Since retiring from gymnastics in 1988, Li has built his company into a credible challenger in China to Nike, Adidas and Reebok. Li Ning Sports currently holds a 10% share of the mainland's athletic-shoe market, outselling all foreign brands combined. Aided by more than 1,000 Li Ning Sports specialty shops scattered around the country, sales have grown at an annual average rate of 32% for the past three years; profits were $8.5 million last year on $108 million in revenue. The numbers may not sound impressive—Nike's 2001 global sales were $9.48 billion—but it's a good showing in a developing economy with a highly fragmented market of more than 4,000 sports-shoe and apparel makers.

The company has been able to grow primarily by tapping market segments the global brands largely ignore. Li Ning shoes—distinguished by a logo that resembles Nike's famous swoosh, but with a foxtail attached—sell for $40 dollars—less than half the price of top-of-the-line foreign sneakers. They are popular in rural China, but not in the country's wealthier coastal cities, where residents prefer foreign brands. Li Ning Sports "is an old brand and it certainly needs revitalization," says Xue Xu, a marketing professor at Peking University and an expert on domestic brands. Moreover, Xue says there is "danger ahead" because Nike has recently given endorsement contracts to Chinese basketball sensations Wang Zhizhi, who plays for the Dallas Mavericks in the NBA, and towering center Yao Ming, the No. 1 draft pick of the Houston Rockets.

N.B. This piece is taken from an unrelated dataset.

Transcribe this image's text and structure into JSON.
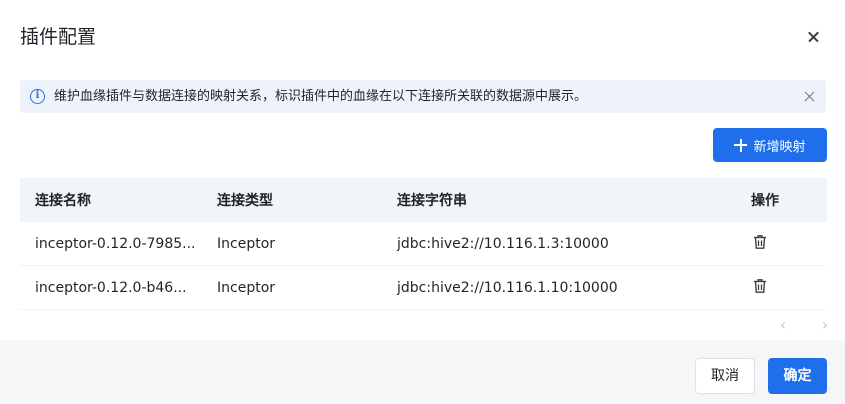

Li Ning Sports hopes to maintain home-court advantage by attacking the foreign brands in metropolitan China, in part by exploiting growing national pride during the run-up to the 2008 Olympics to be held in Beijing. The company recently hired ad agency Leo Burnett Beijing and set aside $11 million for marketing this year, one of the biggest corporate-marketing budgets in China. Higher-end product lines, created with the help of top sports-shoe designers Massimiliano Zago of Italy and Paviot Jean-Philippe of France, are being added to counteract the brand's bargain-bin tinge.

For his part, Li, who holds an executive masters degree in business administration from Peking University and completes a law degree this month, says he's accustomed to international competition and knows how to adjust his game. "To improve, you must give up some of your old habits," Li says. By stepping out of the limelight, the former Olympian figures he can help the team.